Uiteindelijk leidt alles naar de overweldigende orkestepiloog “Invention über eine Tonart”, het requiem voor zijn anti-held die de componist als een persoonlijke commentaar door het auditorium laat galmen. De meeste regisseurs doen hier niks mee. McBurney laat de jongen (een jongensachtig meisje eigenlijk) voorbij zijn vader lopen terwijl deze minutenlang in het drijfzand van de toneelbodem zakt. De olifantenhuid heeft Wozzeck Junior reeds gekweekt. Het zal hem goed van pas komen. “Hopp, hopp” zingt de kleine dubbelganger van de kapitein terwijl hij de jongen treitert naar het voorbeeld van zijn vader. Zijn blik loopt over van het besef dat ook hij de bonen zal vreten.
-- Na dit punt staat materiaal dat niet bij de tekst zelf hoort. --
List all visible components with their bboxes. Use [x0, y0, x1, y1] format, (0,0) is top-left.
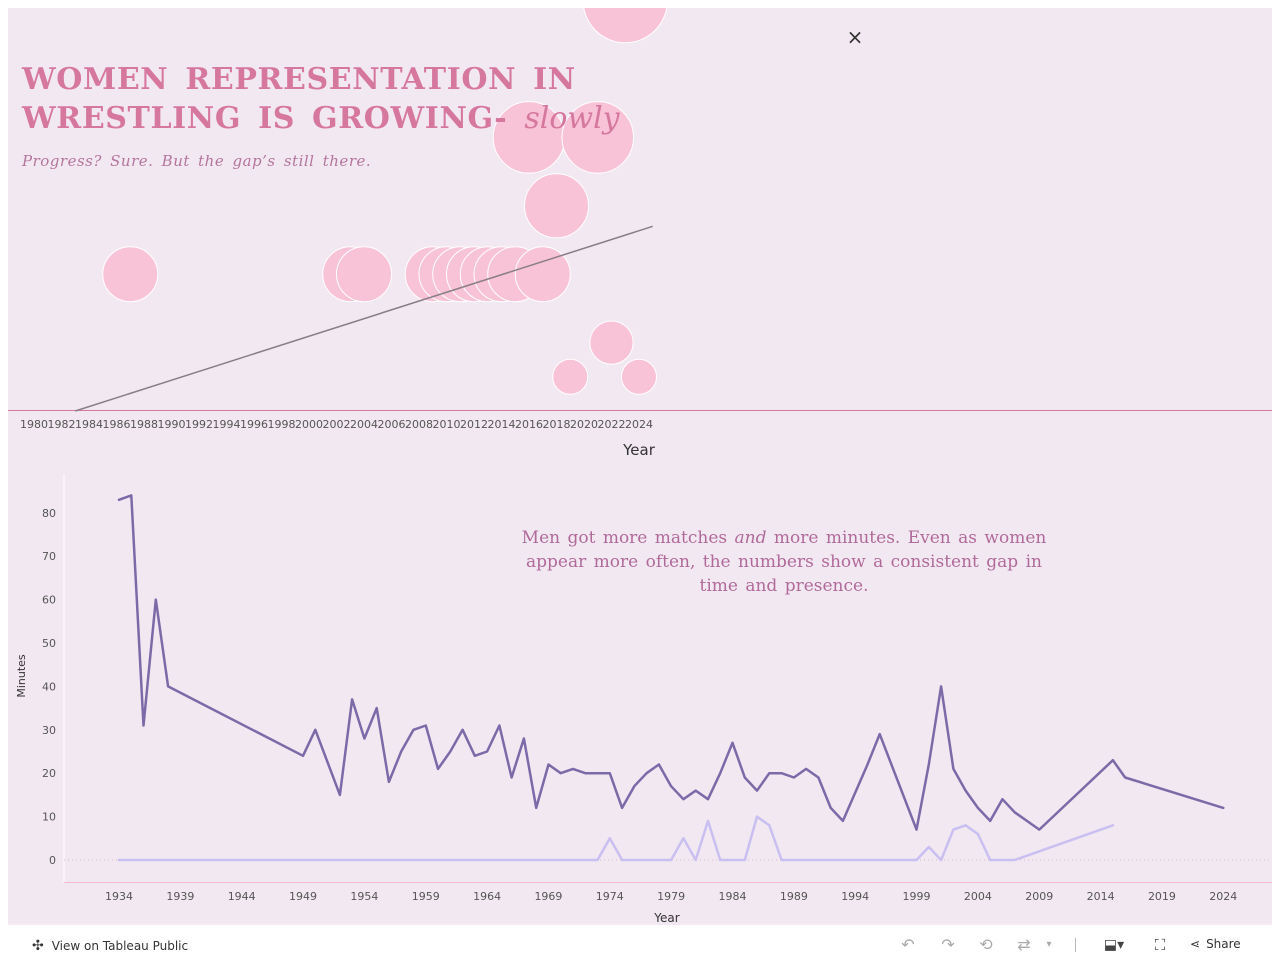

De voornaamste troef van elke productie van Wozzeck is het orkest. Met Simon Rattle staat een ervaren gids voor het London Symphony Orchestra. Samen weten ze de avontuurlijke rit doorheen de keurbladzijden van het expressionisme, pendelend tussen de puurste kamermuziek en de gewelddadigheid van de hoogromantiek, alle vereiste detail te geven. De tussenspelen, gepimpt met uitstekende solistische momenten, manifesteren zich uitdrukkelijk als de muzikale ruggengraat van het stuk.
Wozzeck is een stuk dat binnenkort zijn honderdste verjaardag viert maar niet snel zal verouderen. De schriftuur is nog altijd even modern, het thema zal niet snel roesten.